Before setting the email live:

  • Add audience rules that match the purpose of the email

  • Use the audience preview to check who currently matches

  • Remove users who are unlikely to care about the message

  • Use Lock audience at activation for one-off sends

  • Keep the audience dynamic for lifecycle emails that should continue matching users over time

Avoid sending marketing emails to stale or imported lists unless those users still expect to hear from you. Featurebase still checks email preferences, subscription status, valid email addresses, suppression, and scheduling before sending, so the final sent count can be lower than the audience preview.


Choose the right subscription

Choose a Subscription that matches the purpose of the email. This lets recipients opt out of one type of email without unsubscribing from everything your workspace sends.

Use a specific subscription whenever possible:

  • Updates for product and feature announcements

  • Best practices for tips and recommendations

  • Newsletter for recurring news or editorial updates

  • Operational for important product or account-related messages

If you choose None, the email is not tied to a subscription topic. If a recipient unsubscribes from that email, Featurebase treats it as an unsubscribe from all emails.


Send at the right time

Use Frequency and scheduling to decide when the email should send. For most one-off messages, send once to a focused Locked audience. For lifecycle emails, use a Dynamic audience and choose a frequency that avoids sending too often.

When scheduling, check:

  • Send frequency - send once, send on a schedule, or send every time a user matches

  • When to send - any time, during office hours, outside office hours, or custom times

  • Start sending - immediately or on a custom date

  • Stop sending - never or on a custom date

Good timing depends on the message:

  • Send onboarding emails while the user is still setting up

  • Send feature education after the user has enough context to care

  • Send event reminders before the deadline, not after interest has cooled

  • Send reactivation emails less often than lifecycle education emails

For emails that send every time a user matches, use the required repeat interval thoughtfully. A user who repeatedly matches the same rules should not receive the same email more often than the message deserves.

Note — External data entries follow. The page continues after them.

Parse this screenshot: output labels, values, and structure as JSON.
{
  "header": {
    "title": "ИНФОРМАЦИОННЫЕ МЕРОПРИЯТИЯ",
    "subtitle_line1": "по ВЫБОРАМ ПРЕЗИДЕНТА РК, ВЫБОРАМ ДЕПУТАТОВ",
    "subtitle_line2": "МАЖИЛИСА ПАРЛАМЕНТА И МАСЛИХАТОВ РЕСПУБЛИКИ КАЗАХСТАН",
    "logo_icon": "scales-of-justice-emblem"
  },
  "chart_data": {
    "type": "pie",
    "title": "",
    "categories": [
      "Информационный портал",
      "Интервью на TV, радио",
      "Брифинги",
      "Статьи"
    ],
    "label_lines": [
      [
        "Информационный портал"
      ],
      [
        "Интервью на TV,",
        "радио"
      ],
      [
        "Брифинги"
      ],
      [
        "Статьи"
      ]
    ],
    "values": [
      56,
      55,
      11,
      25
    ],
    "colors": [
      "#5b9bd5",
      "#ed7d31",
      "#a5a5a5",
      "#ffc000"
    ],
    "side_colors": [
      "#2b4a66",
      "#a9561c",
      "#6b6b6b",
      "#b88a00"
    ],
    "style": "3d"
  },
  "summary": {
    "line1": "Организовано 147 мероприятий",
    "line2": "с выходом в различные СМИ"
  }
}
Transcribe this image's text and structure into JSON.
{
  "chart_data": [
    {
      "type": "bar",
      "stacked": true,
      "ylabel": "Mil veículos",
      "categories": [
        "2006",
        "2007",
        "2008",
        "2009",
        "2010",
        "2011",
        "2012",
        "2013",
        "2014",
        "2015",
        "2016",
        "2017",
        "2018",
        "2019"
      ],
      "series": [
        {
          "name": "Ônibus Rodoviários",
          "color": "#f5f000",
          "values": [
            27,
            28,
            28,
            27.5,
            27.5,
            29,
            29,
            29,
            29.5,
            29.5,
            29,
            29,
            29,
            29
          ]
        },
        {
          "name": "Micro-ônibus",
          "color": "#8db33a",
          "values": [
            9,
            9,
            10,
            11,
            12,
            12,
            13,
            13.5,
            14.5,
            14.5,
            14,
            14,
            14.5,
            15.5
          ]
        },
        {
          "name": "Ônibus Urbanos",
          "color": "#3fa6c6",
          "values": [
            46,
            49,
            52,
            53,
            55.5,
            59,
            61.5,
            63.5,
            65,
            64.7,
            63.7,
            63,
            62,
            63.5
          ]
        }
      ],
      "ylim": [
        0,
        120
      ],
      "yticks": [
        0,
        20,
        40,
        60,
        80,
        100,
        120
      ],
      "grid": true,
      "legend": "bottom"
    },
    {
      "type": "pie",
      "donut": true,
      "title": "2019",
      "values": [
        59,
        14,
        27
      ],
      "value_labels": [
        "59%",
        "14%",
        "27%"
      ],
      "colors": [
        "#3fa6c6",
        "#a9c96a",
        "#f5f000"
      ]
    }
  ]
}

Review performance and improve the next send

After the email starts sending, use analytics to understand how users responded. Outbound Email analytics can include Sent, Opened, Clicked, and Replied counts. The Outbound list can also show failed delivery counts where available.

Use results to decide what to improve next:

  • Low sent count - check audience rules, subscription choice, and recipient eligibility

  • Low opened count - review the audience, subject, and sender

  • Low clicked count - make the message shorter and the call to action clearer

  • Many replies - make sure the assignee or team can handle the follow-up

  • Failed delivery count - check whether recipient emails are invalid, suppressed, or no longer reachable

Preview emails do not count toward message analytics.